In case you were studying too hard or too drunk to notice, a few interesting things happened this weekend in college sports. A few of them even had some relation to Harvard sports, specifically the Crimson hockey team.
The wild race for the eight playoff berths in ECAC hockey became more confused this weekend, if that is possible, when a hot Boston University hockey team lost to an awful St. Lawrence squad, 8-6, Saturday night. That's the same team that Harvard bombed, 10-0, three weeks ago, and the same one that Boston College murdered on Friday night (10-4).
Highly touted Cornell also got the bump from lowly Pennsylvania down in Philadelphia, and Rennsaeler Polytechnic Institute, the hardest team to figure out this year, pulled one of its bi-weekly shockers by nipping top-ranked New Hampshire, 4-3, in overtime.

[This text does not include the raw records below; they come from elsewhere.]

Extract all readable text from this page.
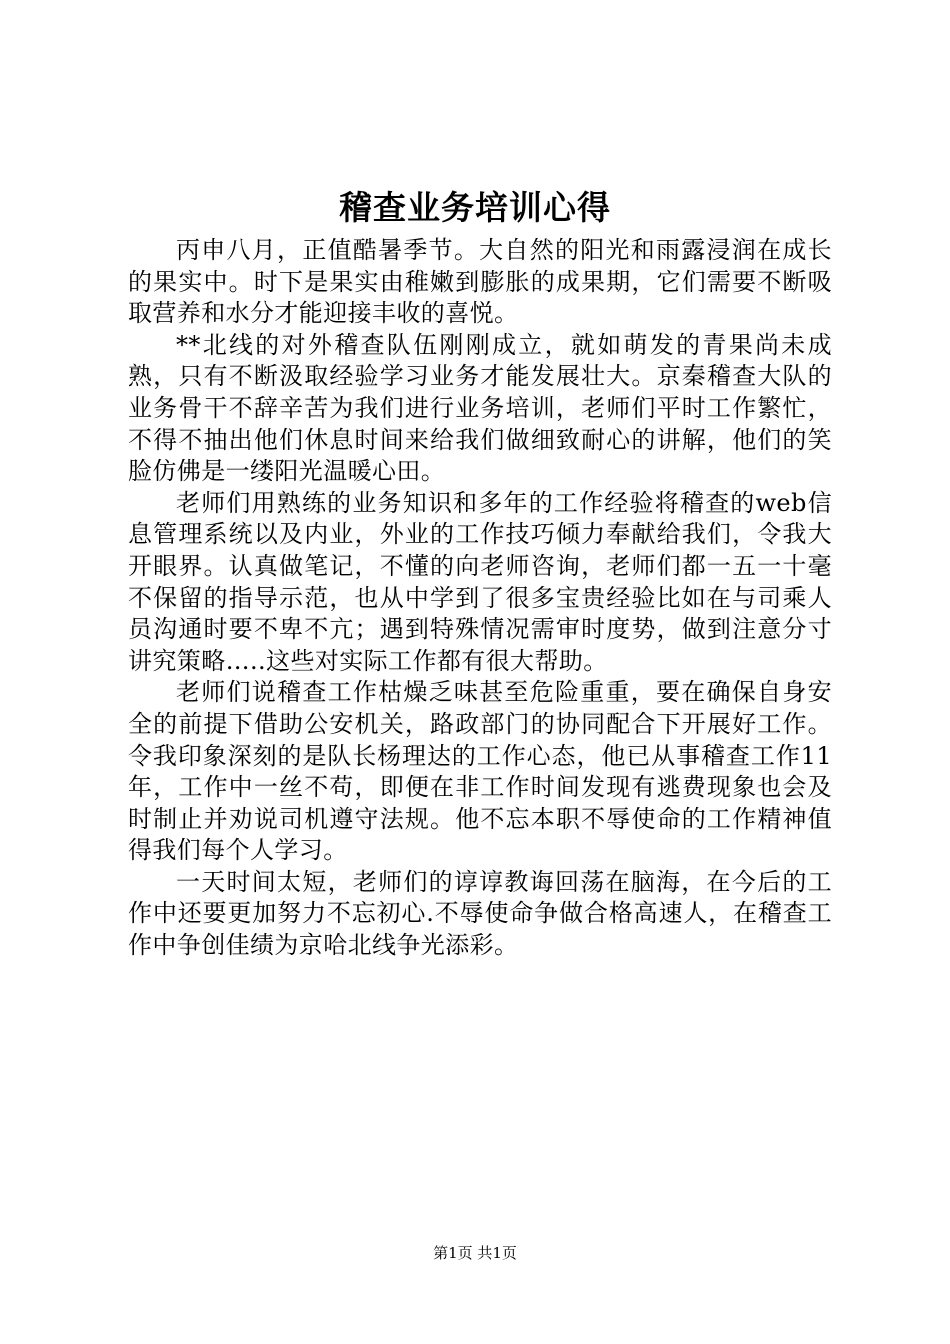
稽查业务培训心得

丙申八月，正值酷暑季节。大自然的阳光和雨露浸润在成长的果实中。时下是果实由稚嫩到膨胀的成果期，它们需要不断吸取营养和水分才能迎接丰收的喜悦。

**北线的对外稽查队伍刚刚成立，就如萌发的青果尚未成熟，只有不断汲取经验学习业务才能发展壮大。京秦稽查大队的业务骨干不辞辛苦为我们进行业务培训，老师们平时工作繁忙，不得不抽出他们休息时间来给我们做细致耐心的讲解，他们的笑脸仿佛是一缕阳光温暖心田。

老师们用熟练的业务知识和多年的工作经验将稽查的web信息管理系统以及内业，外业的工作技巧倾力奉献给我们，令我大开眼界。认真做笔记，不懂的向老师咨询，老师们都一五一十毫不保留的指导示范，也从中学到了很多宝贵经验比如在与司乘人员沟通时要不卑不亢；遇到特殊情况需审时度势，做到注意分寸讲究策略…..这些对实际工作都有很大帮助。

老师们说稽查工作枯燥乏味甚至危险重重，要在确保自身安全的前提下借助公安机关，路政部门的协同配合下开展好工作。令我印象深刻的是队长杨理达的工作心态，他已从事稽查工作11年，工作中一丝不苟，即便在非工作时间发现有逃费现象也会及时制止并劝说司机遵守法规。他不忘本职不辱使命的工作精神值得我们每个人学习。

一天时间太短，老师们的谆谆教诲回荡在脑海，在今后的工作中还要更加努力不忘初心.不辱使命争做合格高速人，在稽查工作中争创佳绩为京哈北线争光添彩。

第1页 共1页
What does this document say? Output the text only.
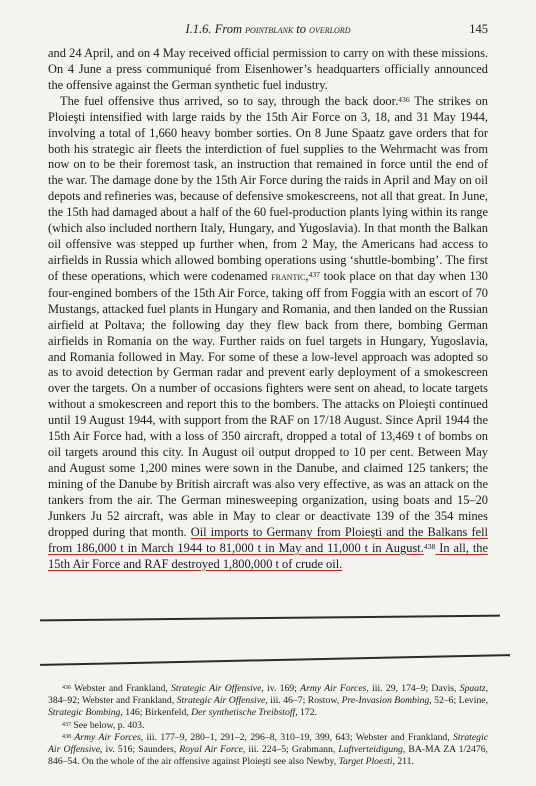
I.1.6. From pointblank to overlord	145

and 24 April, and on 4 May received official permission to carry on with these missions. On 4 June a press communiqué from Eisenhower’s headquarters officially announced the offensive against the German synthetic fuel industry.

The fuel offensive thus arrived, so to say, through the back door.$^{436}$ The strikes on Ploieşti intensified with large raids by the 15th Air Force on 3, 18, and 31 May 1944, involving a total of 1,660 heavy bomber sorties. On 8 June Spaatz gave orders that for both his strategic air fleets the interdiction of fuel supplies to the Wehrmacht was from now on to be their foremost task, an instruction that remained in force until the end of the war. The damage done by the 15th Air Force during the raids in April and May on oil depots and refineries was, because of defensive smokescreens, not all that great. In June, the 15th had damaged about a half of the 60 fuel-production plants lying within its range (which also included northern Italy, Hungary, and Yugoslavia). In that month the Balkan oil offensive was stepped up further when, from 2 May, the Americans had access to airfields in Russia which allowed bombing operations using ‘shuttle-bombing’. The first of these operations, which were codenamed frantic,$^{437}$ took place on that day when 130 four-engined bombers of the 15th Air Force, taking off from Foggia with an escort of 70 Mustangs, attacked fuel plants in Hungary and Romania, and then landed on the Russian airfield at Poltava; the following day they flew back from there, bombing German airfields in Romania on the way. Further raids on fuel targets in Hungary, Yugoslavia, and Romania followed in May. For some of these a low-level approach was adopted so as to avoid detection by German radar and prevent early deployment of a smokescreen over the targets. On a number of occasions fighters were sent on ahead, to locate targets without a smokescreen and report this to the bombers. The attacks on Ploieşti continued until 19 August 1944, with support from the RAF on 17/18 August. Since April 1944 the 15th Air Force had, with a loss of 350 aircraft, dropped a total of 13,469 t of bombs on oil targets around this city. In August oil output dropped to 10 per cent. Between May and August some 1,200 mines were sown in the Danube, and claimed 125 tankers; the mining of the Danube by British aircraft was also very effective, as was an attack on the tankers from the air. The German minesweeping organization, using boats and 15–20 Junkers Ju 52 aircraft, was able in May to clear or deactivate 139 of the 354 mines dropped during that month. Oil imports to Germany from Ploieşti and the Balkans fell from 186,000 t in March 1944 to 81,000 t in May and 11,000 t in August.$^{438}$ In all, the 15th Air Force and RAF destroyed 1,800,000 t of crude oil.

$^{436}$ Webster and Frankland, Strategic Air Offensive, iv. 169; Army Air Forces, iii. 29, 174–9; Davis, Spaatz, 384–92; Webster and Frankland, Strategic Air Offensive, iii. 46–7; Rostow, Pre-Invasion Bombing, 52–6; Levine, Strategic Bombing, 146; Birkenfeld, Der synthetische Treibstoff, 172.

$^{437}$ See below, p. 403.

$^{438}$ Army Air Forces, iii. 177–9, 280–1, 291–2, 296–8, 310–19, 399, 643; Webster and Frankland, Strategic Air Offensive, iv. 516; Saunders, Royal Air Force, iii. 224–5; Grabmann, Luftverteidigung, BA-MA ZA 1/2476, 846–54. On the whole of the air offensive against Ploieşti see also Newby, Target Ploesti, 211.
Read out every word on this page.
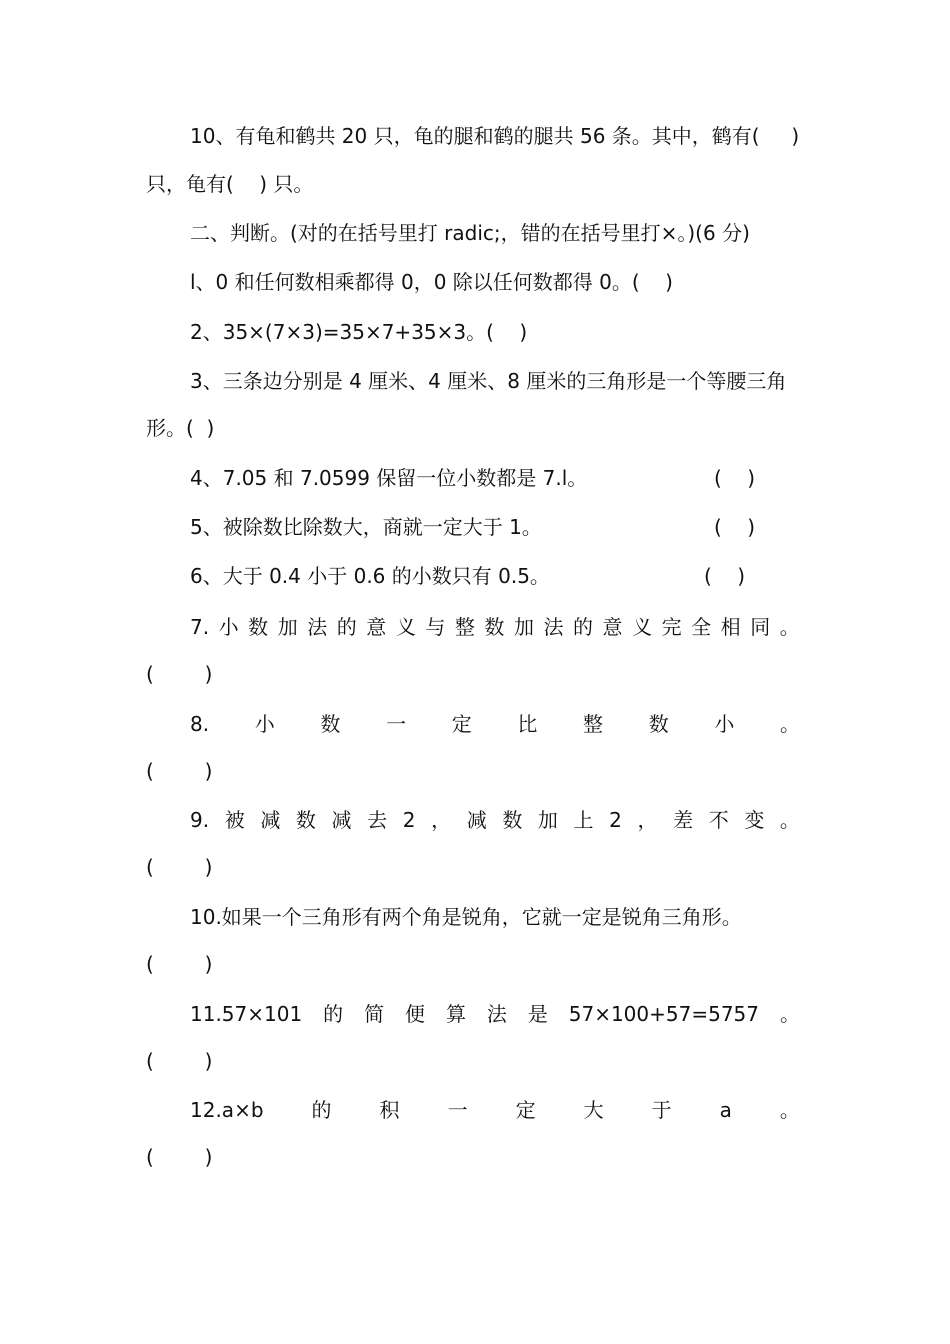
10、有龟和鹤共 20 只，龟的腿和鹤的腿共 56 条。其中，鹤有(     )
只，龟有(    ) 只。
二、判断。(对的在括号里打 radic;，错的在括号里打×。)(6 分)
l、0 和任何数相乘都得 0，0 除以任何数都得 0。(    )
2、35×(7×3)=35×7+35×3。(    )
3、三条边分别是 4 厘米、4 厘米、8 厘米的三角形是一个等腰三角
形。(  )
4、7.05 和 7.0599 保留一位小数都是 7.l。	(    )
5、被除数比除数大，商就一定大于 1。	(    )
6、大于 0.4 小于 0.6 的小数只有 0.5。	(    )
7. 小 数 加 法 的 意 义 与 整 数 加 法 的 意 义 完 全 相 同 。
(        )
8. 小 数 一 定 比 整 数 小 。
(        )
9. 被 减 数 减 去 2 ， 减 数 加 上 2 ， 差 不 变 。
(        )
10.如果一个三角形有两个角是锐角，它就一定是锐角三角形。
(        )
11.57×101 的 简 便 算 法 是 57×100+57=5757 。
(        )
12.a×b 的 积 一 定 大 于 a 。
(        )
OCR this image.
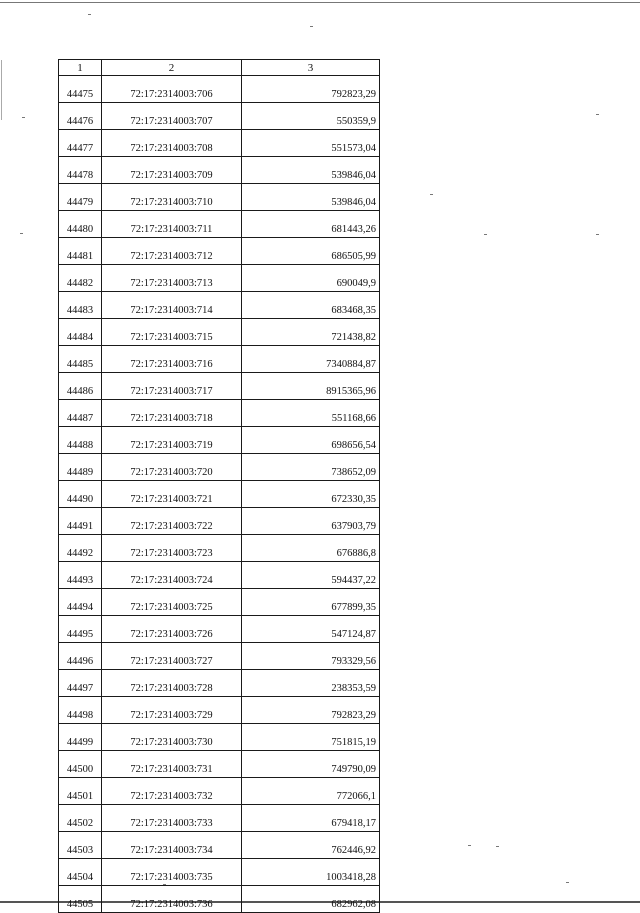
1	2	3
44475	72:17:2314003:706	792823,29
44476	72:17:2314003:707	550359,9
44477	72:17:2314003:708	551573,04
44478	72:17:2314003:709	539846,04
44479	72:17:2314003:710	539846,04
44480	72:17:2314003:711	681443,26
44481	72:17:2314003:712	686505,99
44482	72:17:2314003:713	690049,9
44483	72:17:2314003:714	683468,35
44484	72:17:2314003:715	721438,82
44485	72:17:2314003:716	7340884,87
44486	72:17:2314003:717	8915365,96
44487	72:17:2314003:718	551168,66
44488	72:17:2314003:719	698656,54
44489	72:17:2314003:720	738652,09
44490	72:17:2314003:721	672330,35
44491	72:17:2314003:722	637903,79
44492	72:17:2314003:723	676886,8
44493	72:17:2314003:724	594437,22
44494	72:17:2314003:725	677899,35
44495	72:17:2314003:726	547124,87
44496	72:17:2314003:727	793329,56
44497	72:17:2314003:728	238353,59
44498	72:17:2314003:729	792823,29
44499	72:17:2314003:730	751815,19
44500	72:17:2314003:731	749790,09
44501	72:17:2314003:732	772066,1
44502	72:17:2314003:733	679418,17
44503	72:17:2314003:734	762446,92
44504	72:17:2314003:735	1003418,28
44505	72:17:2314003:736	682962,08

Clarkson managed to keep things calm by beating Princeton, 3-0, but Dartmouth was not quite as fortunate. One of the many teams involved in the heated battle for the playoffs, the Big Green managed to be tied by one of the few teams not involved. Tim Taylor's "proud" Yale team turned the trick, 5-5, in a regionally televised ECAC contest.
'Overmatched'
Incidentally, the Yale-Dartmouth game made it into your living room only because St. Lawrence coach Leon Abbott did not want his "overmatched" Larries to be seen on TV against powerhouse BU. The natural result of that move was a big upset of one of the nation's top ten teams.
In basketball, the college scene was replete with upsets, the biggest of which was Northwestern's 99-87 romp over number two Michigan. Number three Alabama fell to Kentucky (number six), 87-85, and fourth-ranked North Carolina suffered annihilation at the hands of "Tree" Rollins and Clemson, 93-73.
Top-ranked San Francisco came within one basket of becoming another member of the exclusive "Sports Illustrated Jinx" club, just edging Santa Clara, 71-70, on a Chubby Cox basket with two seconds left.
The Dons, the cover story in this week's magazine, raised their record to 21-0 with the victory, though they had to rally from 16 points behind to do it.
Santa Clara had a chance to lock it up in the last minute, but a Kurt Rambis foulshot on the front end of a one-and-one situation with nine seconds left bounced off the rim and out of bounds, giving San Francisco the one last chance it needed.